Cuando por fin colgó, lo primero que nos dijo fue: «Vieron que para algo servía este teléfono», y se sentó a tomarse el té de tilo que le había preparado para tratar de tranquilizarla. Estábamos contentos y excitados; «vaya forma de comenzar el domingo», dijo Darío, sentado a la par de ella, solo vestido con un calzoncillo y su camiseta de I love NY, mientras le acariciaba el brazo en un raro gesto de ternura. Creo que solo cuando papá nos anunció allá en Managua, sin previo aviso, que se iría a buscar vida a Costa Rica, habíamos tenido una conmoción similar. Para mi mamá, la diferencia estaba en que ahora sentía más apoyo, porque Darío y yo ya éramos adultos y la responsabilidad no recaía solo en ella como aquella vez, cuando ni sus razonamientos ni sus ruegos hicieron cambiar de decisión a mi papá, quien, así como regresaba eufórico, igual se enojaba y tomaba decisiones radicales como esa que ya había tomado, la de irse a probar suerte a otro lado.

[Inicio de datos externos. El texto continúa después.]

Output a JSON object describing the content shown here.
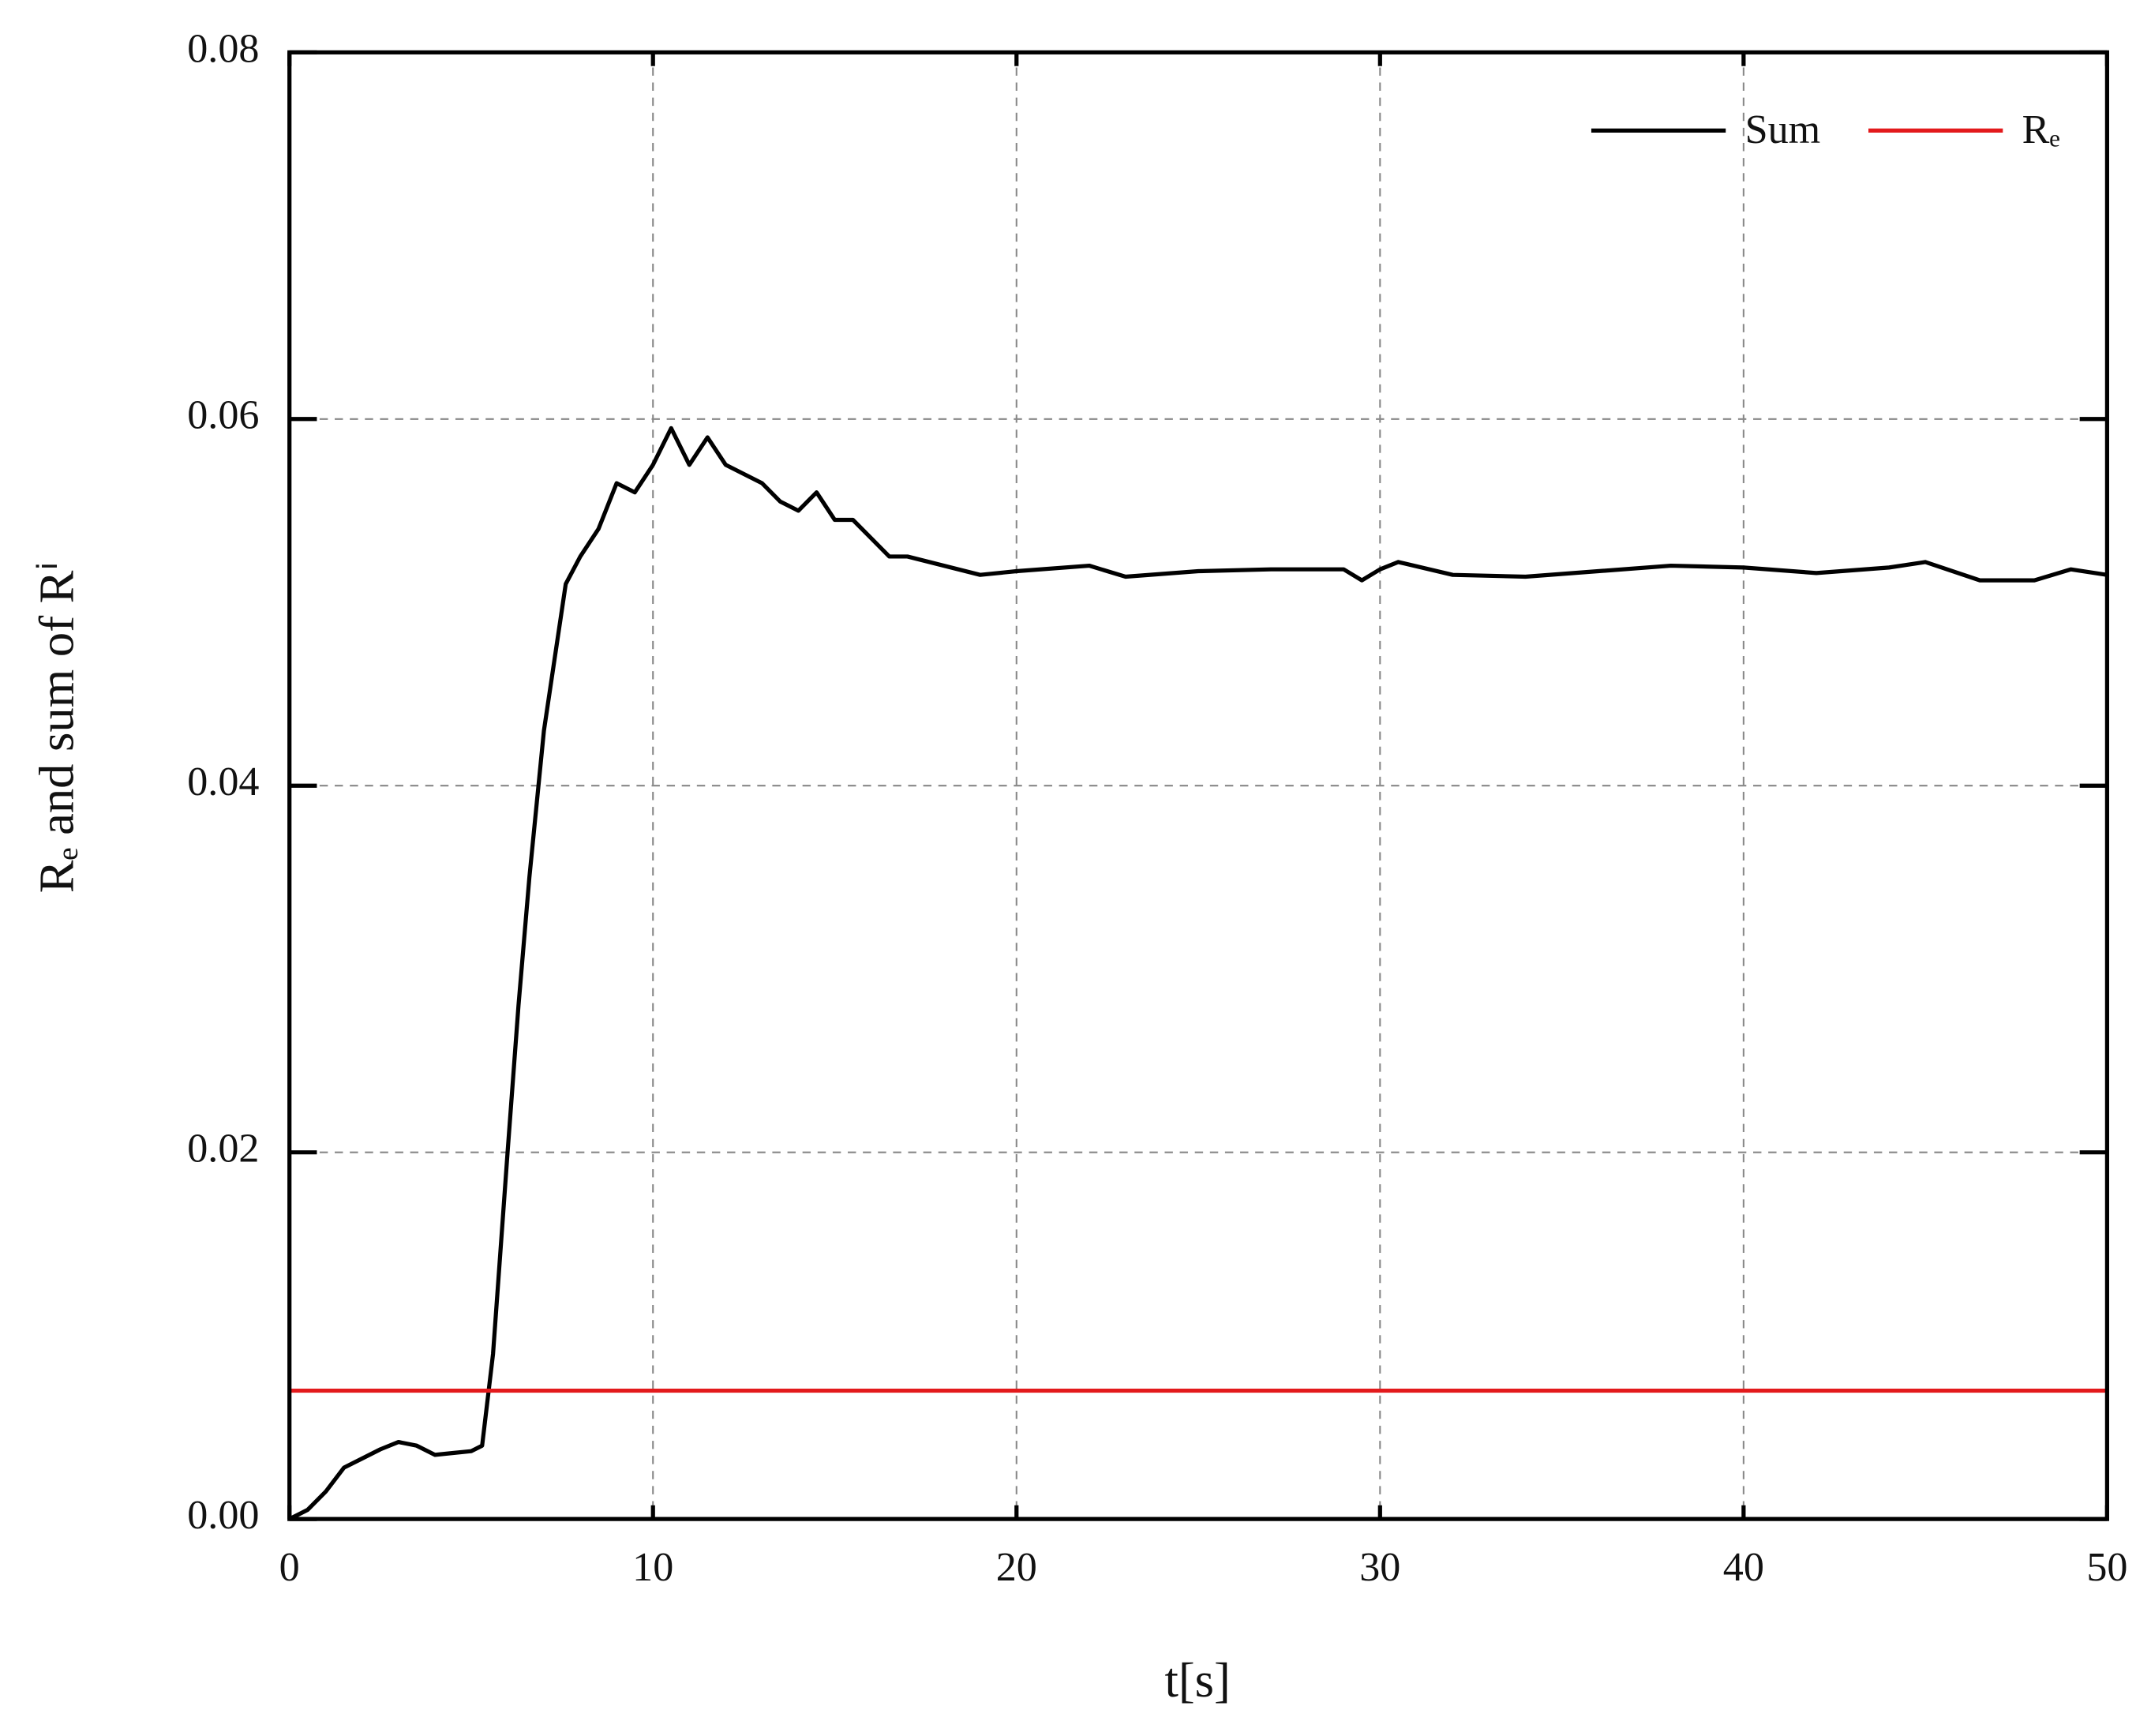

Segunda parte Jorge Maradiaga Salvatierra
Capítulo I
En una cama de hospital
No sé por qué, en medio de la confusión y el dolor me vienen a la cabeza los recuerdos de hace más de treinta años que creía haber dejado arrumbados en alguna esquina de la memoria. Dice una de las enfermeras que me cuida, la del turno de la noche, que hablo continuamente, que grito demandando ayuda, que me quejo y hasta lloro diciendo nombres en medio de la inconsciencia. No recuerdo nada de eso, tal vez solo algo entre brumas, como fantasmas saliendo de la niebla. Pero cuando estoy consciente la lucidez es abrumadora, como si de pronto retrocediera en el tiempo y todo hubiera sucedido ayer o estuviera sucediendo justo ahora. ¿Por qué me pasa esto, será la posibilidad de la muerte lo que hace que mi cerebro reproduzca las situaciones límite que vivió entonces?
Aparecen junto a mi cama de hospital los muertos de entonces, eternamente jóvenes y entusiastas, irreverentes, creyendo fervientemente que por fin habíamos llegado al cielo prometido, a la tierra de leche y miel a la que cantábamos en los himnos.
Oigo con tanta claridad los bombazos y los gritos que casi se me zafa el tubo que tengo incrustado cuando vuelvo la cabeza. ¿Por qué no pienso en Victoria y en mis hijos que son lo más importante del mundo? No lo sé, no tengo capacidad para comprender lo que me pasa. Soy una hoja en una corriente tumultuosa que la lleva y la trae sin que su voluntad pueda hacer nada. Este cuerpo esquelético postrado sudoroso en una cama, que seguramente lo único que despierta es lástima, lleva en su interior un mundo que no lo deja en paz ni de noche ni de día, un universo de estrellas que explotan y arrasan con su onda expansiva, en donde aparecen los rostros de los que ya no están, o la figura joven de quienes, como yo, seguimos aquí pero ya somos otros, en todo sentido, haciendo otras cosas, devueltos a la abrumadora y repetitiva vida cotidiana en donde ya no caben los héroes y nos vamos desfigurando hasta hacernos irreconocibles, metidos en cuerpos que no se corresponden con lo que somos por dentro.